Offen ist, wie sich dieses Dilemma lösen lässt, einerseits die vermeintliche Notwendigkeit einer tieferen fiskalischen Integration, andererseits die starke kulturelle Bindung des Sozialstaates an den Nationalstaat. In den USA scheint eine stärkere fiskalische Integration zu gelingen, wenn man den Sozialstaat schwächt. Es gibt die regionale, die nationalstaatliche und die europäische Ebene, die Entscheidungen in der EU werden stark von den Interessen einzelner Nationalstaaten beeinflusst. Die Frage, wie man am meisten für die eigene Nation herausholen kann, spielt eine große Rolle. Wenn die Europäer mit nationalen Streitigkeiten beschäftigt sind und nicht zusammenarbeiten wollen, dann schadet dies den EuropäerInnen und kostet überdies auch viel Geld. Die Gründerväter der EU haben gewollt, dass die Nationalität in Europa weniger wichtig wird. Zitiert wurde Jean Monnet, der sagte: „Europa, das heißt nicht, Staaten zu integrieren, sondern Menschen zu einen“.
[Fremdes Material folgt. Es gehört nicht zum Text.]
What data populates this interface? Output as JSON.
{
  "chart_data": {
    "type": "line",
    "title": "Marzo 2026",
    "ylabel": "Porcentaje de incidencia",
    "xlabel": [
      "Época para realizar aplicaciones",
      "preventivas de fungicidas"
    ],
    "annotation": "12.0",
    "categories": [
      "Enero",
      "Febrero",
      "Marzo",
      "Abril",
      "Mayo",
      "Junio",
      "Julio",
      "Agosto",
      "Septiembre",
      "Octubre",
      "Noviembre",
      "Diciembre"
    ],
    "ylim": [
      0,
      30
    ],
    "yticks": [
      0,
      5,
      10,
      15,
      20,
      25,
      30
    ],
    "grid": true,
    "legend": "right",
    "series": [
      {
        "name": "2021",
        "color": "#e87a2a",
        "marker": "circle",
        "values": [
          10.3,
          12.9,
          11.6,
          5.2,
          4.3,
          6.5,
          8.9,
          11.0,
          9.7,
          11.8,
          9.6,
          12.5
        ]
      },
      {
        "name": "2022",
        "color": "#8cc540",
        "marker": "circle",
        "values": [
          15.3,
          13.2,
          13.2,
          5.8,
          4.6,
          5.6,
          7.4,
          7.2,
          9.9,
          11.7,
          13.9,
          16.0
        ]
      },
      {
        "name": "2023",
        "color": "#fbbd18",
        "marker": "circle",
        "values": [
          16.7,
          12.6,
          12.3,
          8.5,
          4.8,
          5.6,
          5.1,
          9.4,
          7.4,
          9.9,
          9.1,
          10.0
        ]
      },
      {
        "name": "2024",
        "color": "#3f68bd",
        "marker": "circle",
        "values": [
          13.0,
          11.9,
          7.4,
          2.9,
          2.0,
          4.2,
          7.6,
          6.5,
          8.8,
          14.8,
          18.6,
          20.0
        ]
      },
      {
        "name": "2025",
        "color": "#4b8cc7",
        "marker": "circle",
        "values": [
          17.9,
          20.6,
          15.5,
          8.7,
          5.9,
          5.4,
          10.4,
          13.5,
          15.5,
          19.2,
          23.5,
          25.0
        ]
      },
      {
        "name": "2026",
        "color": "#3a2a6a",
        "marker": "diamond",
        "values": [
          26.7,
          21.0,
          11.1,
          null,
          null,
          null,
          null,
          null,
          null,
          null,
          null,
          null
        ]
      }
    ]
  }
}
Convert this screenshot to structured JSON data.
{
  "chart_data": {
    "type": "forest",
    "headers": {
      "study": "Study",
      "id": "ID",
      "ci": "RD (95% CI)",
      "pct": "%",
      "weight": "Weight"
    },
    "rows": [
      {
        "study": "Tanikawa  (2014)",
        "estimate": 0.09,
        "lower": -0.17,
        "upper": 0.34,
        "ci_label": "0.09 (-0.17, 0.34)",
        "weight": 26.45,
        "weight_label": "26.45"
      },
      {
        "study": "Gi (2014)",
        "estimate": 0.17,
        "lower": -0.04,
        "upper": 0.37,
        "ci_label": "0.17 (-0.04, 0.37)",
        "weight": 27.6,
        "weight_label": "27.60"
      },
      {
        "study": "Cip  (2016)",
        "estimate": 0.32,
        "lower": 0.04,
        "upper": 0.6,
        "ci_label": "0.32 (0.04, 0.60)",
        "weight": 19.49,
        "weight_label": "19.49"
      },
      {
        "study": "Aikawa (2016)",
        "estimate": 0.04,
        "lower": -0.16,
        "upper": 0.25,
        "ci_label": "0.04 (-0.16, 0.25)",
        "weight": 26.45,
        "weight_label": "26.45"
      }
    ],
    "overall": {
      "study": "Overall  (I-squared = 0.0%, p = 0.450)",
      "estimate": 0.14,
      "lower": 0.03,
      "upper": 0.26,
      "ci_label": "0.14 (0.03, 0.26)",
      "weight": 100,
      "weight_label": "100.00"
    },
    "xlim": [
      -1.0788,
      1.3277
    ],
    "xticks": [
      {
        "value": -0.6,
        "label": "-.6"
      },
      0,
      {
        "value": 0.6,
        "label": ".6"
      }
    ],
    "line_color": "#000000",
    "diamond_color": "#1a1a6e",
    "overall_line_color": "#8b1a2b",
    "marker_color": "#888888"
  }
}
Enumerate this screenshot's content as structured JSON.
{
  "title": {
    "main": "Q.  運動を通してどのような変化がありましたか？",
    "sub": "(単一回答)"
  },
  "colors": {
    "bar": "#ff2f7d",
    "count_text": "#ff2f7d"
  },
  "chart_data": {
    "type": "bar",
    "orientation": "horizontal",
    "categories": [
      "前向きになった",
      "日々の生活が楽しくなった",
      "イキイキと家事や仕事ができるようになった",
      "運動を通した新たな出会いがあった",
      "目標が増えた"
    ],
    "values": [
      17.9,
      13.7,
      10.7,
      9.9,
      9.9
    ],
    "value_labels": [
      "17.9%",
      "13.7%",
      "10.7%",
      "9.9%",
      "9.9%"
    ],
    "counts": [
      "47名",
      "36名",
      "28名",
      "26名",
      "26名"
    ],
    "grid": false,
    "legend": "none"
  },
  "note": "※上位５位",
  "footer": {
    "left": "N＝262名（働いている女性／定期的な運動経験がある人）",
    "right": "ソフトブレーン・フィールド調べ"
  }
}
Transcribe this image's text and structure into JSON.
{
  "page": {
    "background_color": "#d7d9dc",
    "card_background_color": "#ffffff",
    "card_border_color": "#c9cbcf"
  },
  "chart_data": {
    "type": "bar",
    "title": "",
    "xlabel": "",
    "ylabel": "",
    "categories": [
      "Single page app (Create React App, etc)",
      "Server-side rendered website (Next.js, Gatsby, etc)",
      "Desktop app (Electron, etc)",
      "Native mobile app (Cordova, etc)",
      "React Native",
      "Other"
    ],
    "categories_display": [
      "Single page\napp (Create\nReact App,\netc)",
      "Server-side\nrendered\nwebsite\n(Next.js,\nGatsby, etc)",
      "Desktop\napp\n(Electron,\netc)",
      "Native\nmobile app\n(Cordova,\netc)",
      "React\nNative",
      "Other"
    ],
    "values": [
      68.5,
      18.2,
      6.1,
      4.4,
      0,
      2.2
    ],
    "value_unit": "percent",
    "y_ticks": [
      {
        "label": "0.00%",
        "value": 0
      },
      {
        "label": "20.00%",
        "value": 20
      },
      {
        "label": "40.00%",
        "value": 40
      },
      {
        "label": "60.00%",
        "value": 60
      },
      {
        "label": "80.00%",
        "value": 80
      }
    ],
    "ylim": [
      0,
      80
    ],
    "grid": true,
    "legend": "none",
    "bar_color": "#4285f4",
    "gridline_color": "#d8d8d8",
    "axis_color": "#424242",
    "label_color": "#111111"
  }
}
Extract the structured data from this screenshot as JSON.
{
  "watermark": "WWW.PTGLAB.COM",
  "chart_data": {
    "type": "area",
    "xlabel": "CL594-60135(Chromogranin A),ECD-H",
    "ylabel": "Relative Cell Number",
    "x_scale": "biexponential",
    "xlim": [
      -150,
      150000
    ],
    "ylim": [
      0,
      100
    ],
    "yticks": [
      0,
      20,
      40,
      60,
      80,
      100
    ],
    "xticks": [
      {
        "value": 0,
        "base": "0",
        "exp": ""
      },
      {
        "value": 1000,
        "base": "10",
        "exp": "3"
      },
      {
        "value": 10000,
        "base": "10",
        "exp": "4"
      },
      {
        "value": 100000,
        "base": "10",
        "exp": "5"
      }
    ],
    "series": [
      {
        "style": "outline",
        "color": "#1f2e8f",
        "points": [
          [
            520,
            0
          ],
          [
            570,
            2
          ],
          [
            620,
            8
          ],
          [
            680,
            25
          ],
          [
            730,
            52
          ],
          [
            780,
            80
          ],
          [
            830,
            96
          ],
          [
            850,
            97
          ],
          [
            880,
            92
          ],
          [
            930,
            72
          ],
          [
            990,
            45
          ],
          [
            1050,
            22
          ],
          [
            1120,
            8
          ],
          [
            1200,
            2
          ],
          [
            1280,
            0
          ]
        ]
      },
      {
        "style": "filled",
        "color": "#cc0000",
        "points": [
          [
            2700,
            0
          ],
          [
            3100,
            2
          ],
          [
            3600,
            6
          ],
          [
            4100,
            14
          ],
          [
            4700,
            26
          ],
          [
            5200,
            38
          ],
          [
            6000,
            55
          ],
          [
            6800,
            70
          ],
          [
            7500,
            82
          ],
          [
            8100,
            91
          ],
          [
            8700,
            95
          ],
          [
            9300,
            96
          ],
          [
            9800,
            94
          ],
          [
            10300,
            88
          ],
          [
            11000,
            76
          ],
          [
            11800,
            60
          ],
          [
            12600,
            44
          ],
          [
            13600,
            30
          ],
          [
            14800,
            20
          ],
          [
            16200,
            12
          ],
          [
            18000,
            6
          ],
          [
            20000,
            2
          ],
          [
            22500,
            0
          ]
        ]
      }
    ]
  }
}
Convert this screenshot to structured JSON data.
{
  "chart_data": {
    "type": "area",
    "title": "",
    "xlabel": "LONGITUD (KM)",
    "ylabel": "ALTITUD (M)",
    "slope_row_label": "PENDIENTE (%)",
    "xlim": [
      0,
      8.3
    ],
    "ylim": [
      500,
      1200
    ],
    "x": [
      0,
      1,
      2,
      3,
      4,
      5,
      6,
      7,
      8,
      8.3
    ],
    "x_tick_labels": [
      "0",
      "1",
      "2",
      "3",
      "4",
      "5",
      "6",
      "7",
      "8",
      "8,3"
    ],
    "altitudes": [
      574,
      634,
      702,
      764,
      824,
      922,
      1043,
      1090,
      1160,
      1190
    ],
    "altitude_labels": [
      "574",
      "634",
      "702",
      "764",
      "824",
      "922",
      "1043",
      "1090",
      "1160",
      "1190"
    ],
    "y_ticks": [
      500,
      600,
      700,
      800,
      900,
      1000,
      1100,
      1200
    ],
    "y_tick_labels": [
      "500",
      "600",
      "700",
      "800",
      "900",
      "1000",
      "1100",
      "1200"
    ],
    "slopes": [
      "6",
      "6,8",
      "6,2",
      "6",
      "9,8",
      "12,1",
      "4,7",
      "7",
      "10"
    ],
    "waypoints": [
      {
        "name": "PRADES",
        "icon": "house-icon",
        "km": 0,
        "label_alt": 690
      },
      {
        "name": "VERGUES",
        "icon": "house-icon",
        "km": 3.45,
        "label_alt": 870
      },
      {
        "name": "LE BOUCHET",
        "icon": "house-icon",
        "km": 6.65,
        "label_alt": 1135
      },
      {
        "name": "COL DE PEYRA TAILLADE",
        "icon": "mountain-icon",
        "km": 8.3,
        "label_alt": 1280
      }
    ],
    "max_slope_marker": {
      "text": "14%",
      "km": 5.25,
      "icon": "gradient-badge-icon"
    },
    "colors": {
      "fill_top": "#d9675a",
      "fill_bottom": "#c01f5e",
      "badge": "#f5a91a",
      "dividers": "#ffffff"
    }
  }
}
Prognosen sind schwierig, ob in Europa das Politische wichtiger ist als das Nationale. Einigkeit besteht darin, dass trotz aller Unterschiede die EuropäerInnen stark und solidarisch die gleichen Ziele verfolgen und die gleichen Werte vertreten sollen, hierzu zählen etwa Freiheit, Rechtsstaatlichkeit, Menschlichkeit und eine soziale Marktwirtschaft. Wünschenswert wären ein geeintes, dezentrales, demokratisches und bürgerzentriertes Europa sowie eine gemeinsame proeuropäische Politik, die sich am Gemeinwohl aller BürgerInnen in Europa orientiert.